The wood was very wet when we purchased it so we cut it to our desired length and screwed the pieces together, but waited to paint until everything had dried out.  While the wood was drying we also bought new windows so I decided to wait to do anything else for this project (aside from painting) until the new windows were installed.

Constructed and drying.
Primed and first coat of paint.

Once the new windows were in and the wood had finally dried out I was able to paint. Two coats of primer followed by two coats of paint did the trick as far as prepping the shutters for installation and after a week of dry time for the paint, Aaron and I were able to hang the shutters in under 30 minutes.

Our house before, without shutters. (Excuse the poor lighting.)
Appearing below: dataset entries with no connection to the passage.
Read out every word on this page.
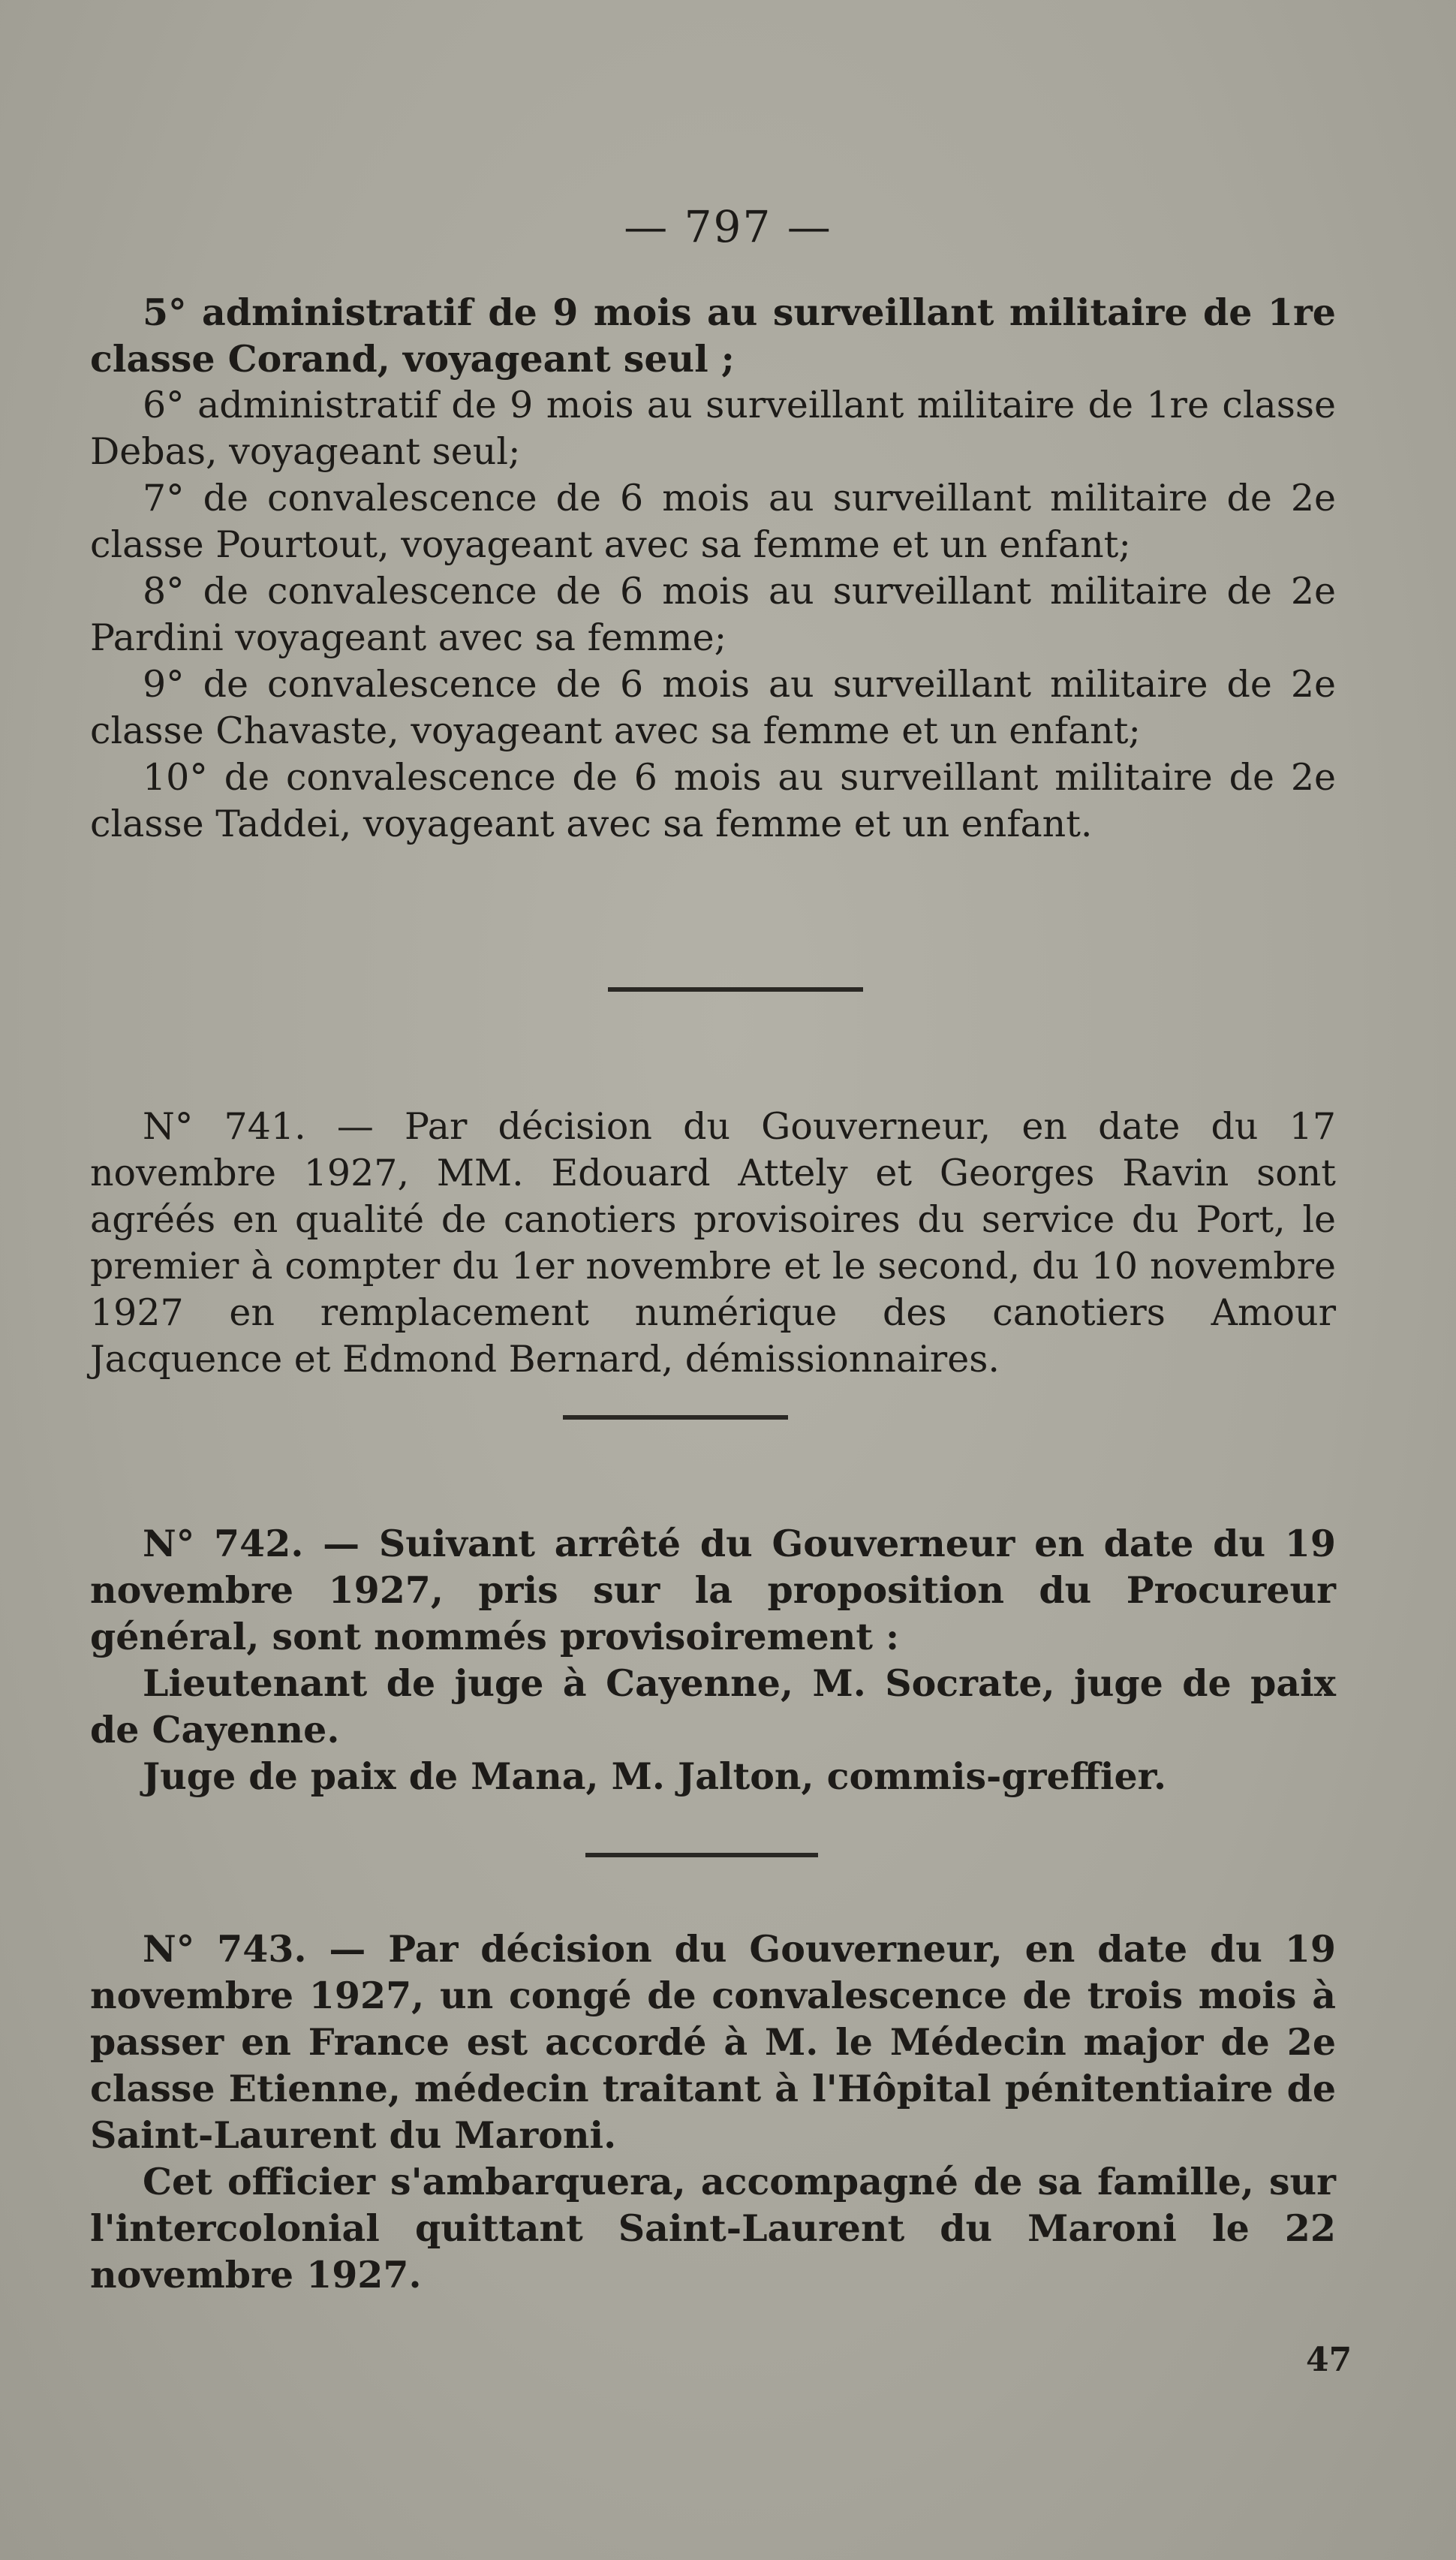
— 797 —

5° administratif de 9 mois au surveillant militaire de 1re classe Corand, voyageant seul ;

6° administratif de 9 mois au surveillant militaire de 1re classe Debas, voyageant seul;

7° de convalescence de 6 mois au surveillant militaire de 2e classe Pourtout, voyageant avec sa femme et un enfant;

8° de convalescence de 6 mois au surveillant militaire de 2e Pardini voyageant avec sa femme;

9° de convalescence de 6 mois au surveillant militaire de 2e classe Chavaste, voyageant avec sa femme et un enfant;

10° de convalescence de 6 mois au surveillant militaire de 2e classe Taddei, voyageant avec sa femme et un enfant.

N° 741. — Par décision du Gouverneur, en date du 17 novembre 1927, MM. Edouard Attely et Georges Ravin sont agréés en qualité de canotiers provisoires du service du Port, le premier à compter du 1er novembre et le second, du 10 novembre 1927 en remplacement numérique des canotiers Amour Jacquence et Edmond Bernard, démissionnaires.

N° 742. — Suivant arrêté du Gouverneur en date du 19 novembre 1927, pris sur la proposition du Procureur général, sont nommés provisoirement :

Lieutenant de juge à Cayenne, M. Socrate, juge de paix de Cayenne.

Juge de paix de Mana, M. Jalton, commis-greffier.

N° 743. — Par décision du Gouverneur, en date du 19 novembre 1927, un congé de convalescence de trois mois à passer en France est accordé à M. le Médecin major de 2e classe Etienne, médecin traitant à l'Hôpital pénitentiaire de Saint-Laurent du Maroni.

Cet officier s'ambarquera, accompagné de sa famille, sur l'intercolonial quittant Saint-Laurent du Maroni le 22 novembre 1927.

47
Our house after, with shutters!

We love them and the neighbors have already complimented us on them as well.  I think it just gives that 'finished' look to the front of our house.  It brightens up a bland wall and closes some of that blank space that just looks lonely.  To quote myself during the installation process, "It's like we've added eyelashes and mascara all at the same time!"  It is simple projects like this that make me so happy.  We've added some major curb appeal (at least in our eyes, which is the important perspective) for only $10!  You can't beat that!

Early on I had considered adding hinges and hooks for that look of functionality, but once the new windows were in I realized the windows weren't butted up against a solid frame, but were instead floated in place leaving an open space surrounding the actual window.  The open space is covered by a vinyl front, but there is nothing solid to screw the hinges into, so that idea went out the window.  (Ha, no pun intended, but consider it enjoyed!)

All in all, we're very pleased and can't wait to tackle our next project!